Vondersaar first saw Kurt Jooss' The Green Table as a Harkness trainee in the 1960s. The Joffrey Ballet had revived the 1932 work at the height of the Vietnam War, first presenting it at Manhattan's City Center on March 9, 1967.

Vondersaar would go on to regularly dance the role of "The Partisan" in Dutch National Ballet productions. She worked briefly with Jooss himself on the ballet, but was coached primarily by his eldest daughter Anna Markhard.

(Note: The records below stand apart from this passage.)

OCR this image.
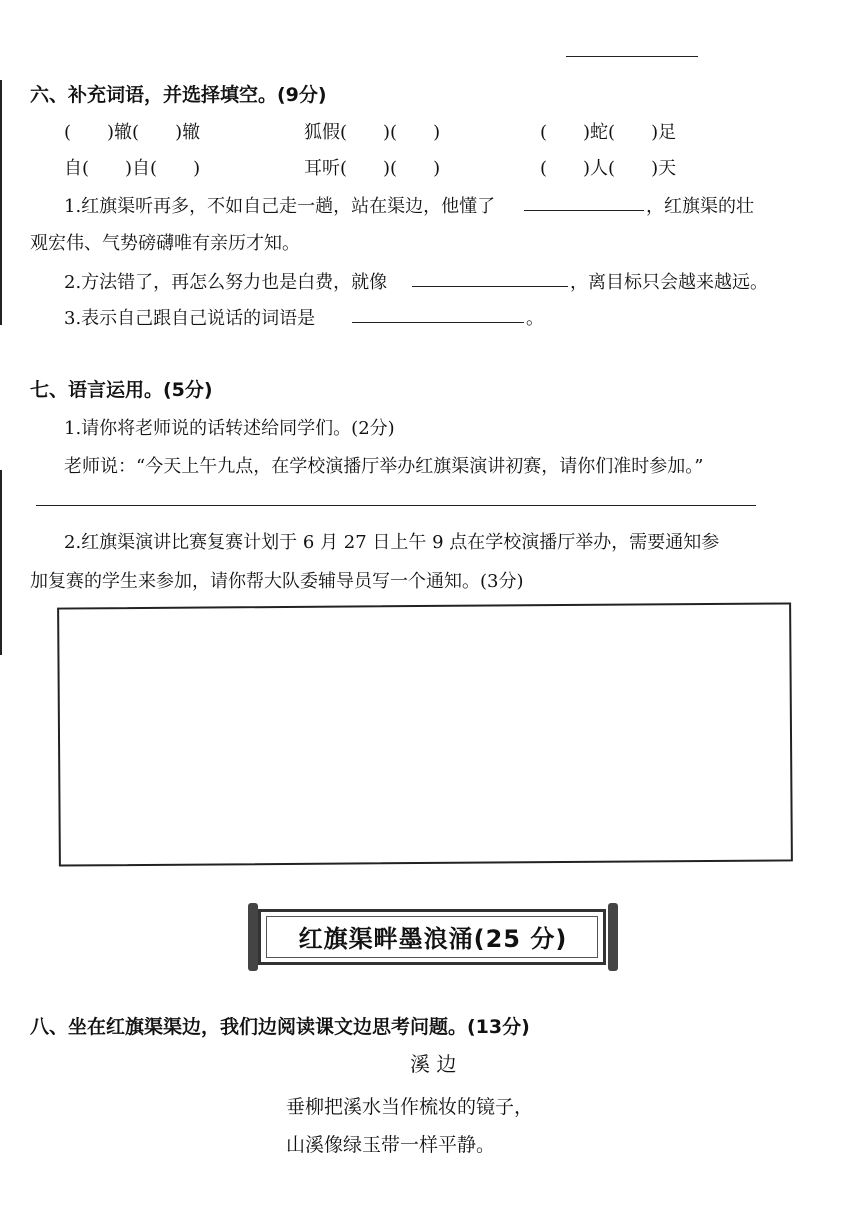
六、补充词语，并选择填空。(9分)
(　　)辙(　　)辙	狐假(　　)(　　)	(　　)蛇(　　)足
自(　　)自(　　)	耳听(　　)(　　)	(　　)人(　　)天
1.红旗渠听再多，不如自己走一趟，站在渠边，他懂了	，红旗渠的壮
观宏伟、气势磅礴唯有亲历才知。
2.方法错了，再怎么努力也是白费，就像	，离目标只会越来越远。
3.表示自己跟自己说话的词语是	。
七、语言运用。(5分)
1.请你将老师说的话转述给同学们。(2分)
老师说：“今天上午九点，在学校演播厅举办红旗渠演讲初赛，请你们准时参加。”
2.红旗渠演讲比赛复赛计划于 6 月 27 日上午 9 点在学校演播厅举办，需要通知参
加复赛的学生来参加，请你帮大队委辅导员写一个通知。(3分)
红旗渠畔墨浪涌(25 分)
八、坐在红旗渠渠边，我们边阅读课文边思考问题。(13分)
溪 边
垂柳把溪水当作梳妆的镜子，
山溪像绿玉带一样平静。
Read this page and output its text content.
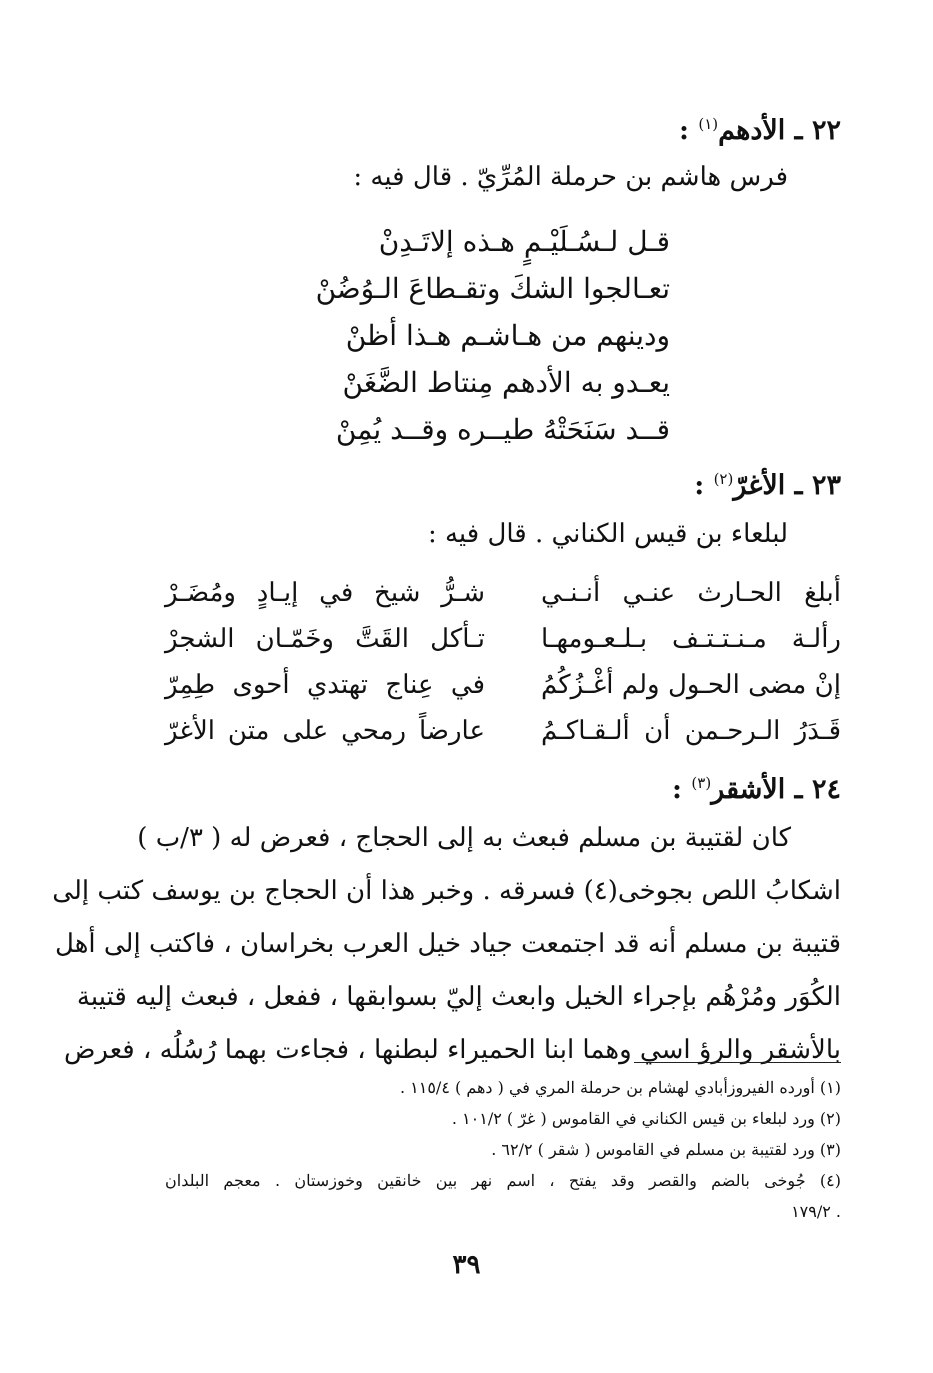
٢٢ ـ الأدهم$^{(١)}$ :
فرس هاشم بن حرملة المُرِّيّ . قال فيه :
قـل لـسُـلَيْـمٍ هـذه إلاتَـدِنْ
تعـالجوا الشكَ وتقـطاعَ الـوُضُنْ
ودينهم من هـاشـم هـذا أظنْ
يعـدو به الأدهم مِنتاط الضَّغَنْ
قــد سَنَحَتْهُ طيــره وقــد يُمِنْ
٢٣ ـ الأغرّ$^{(٢)}$ :
لبلعاء بن قيس الكناني . قال فيه :
أبلغ الحـارث عنـي أنـنـي
شـرُّ شيخ في إيـادٍ ومُضَـرْ
رألـة مـنـتـتـف بـلـعـومهـا
تـأكل القَتَّ وخَمّـان الشجرْ
إنْ مضى الحـول ولم أغْـزُكُمُ
في عِناج تهتدي أحوى طِمِرّ
قَـدَرُ الـرحـمن أن ألـقـاكـمُ
عارضاً رمحي على متن الأغرّ
٢٤ ـ الأشقر$^{(٣)}$ :
كان لقتيبة بن مسلم فبعث به إلى الحجاج ، فعرض له ( ٣/ب )
اشكابُ اللص بجوخى(٤) فسرقه . وخبر هذا أن الحجاج بن يوسف كتب إلى
قتيبة بن مسلم أنه قد اجتمعت جياد خيل العرب بخراسان ، فاكتب إلى أهل
الكُوَر ومُرْهُم بإجراء الخيل وابعث إليّ بسوابقها ، ففعل ، فبعث إليه قتيبة
بالأشقر والرؤ اسي وهما ابنا الحميراء لبطنها ، فجاءت بهما رُسُلُه ، فعرض
(١) أورده الفيروزأبادي لهشام بن حرملة المري في ( دهم ) ١١٥/٤ .
(٢) ورد لبلعاء بن قيس الكناني في القاموس ( غرّ ) ١٠١/٢ .
(٣) ورد لقتيبة بن مسلم في القاموس ( شقر ) ٦٢/٢ .
(٤) جُوخى بالضم والقصر وقد يفتح ، اسم نهر بين خانقين وخوزستان . معجم البلدان
. ١٧٩/٢
٣٩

In 1996, when the piece was being taped for Dutch television, Markhard gave Vondersaar the option of dancing or assisting her with the staging. Vodersaar chose the latter. For years, she assisted Marhard in preserving her father's legacy. travel With Markhard's 2010 death, Vondersaar took on the task of keeping the ballet alive.

Vondersaar says:
It's a huge honour, but also a tremendous responsibility. Because unfortunately we're seeing again today the atrocities induced by war and conflict. The Green Table gives people plenty of food for thought. The fate of refugees, people who profit from war, the futility of violence: Jooss incorporated all of that into his ballet. So it's my job to ensure the work is performed at the highest possible standard, because only then does it have the intended effect.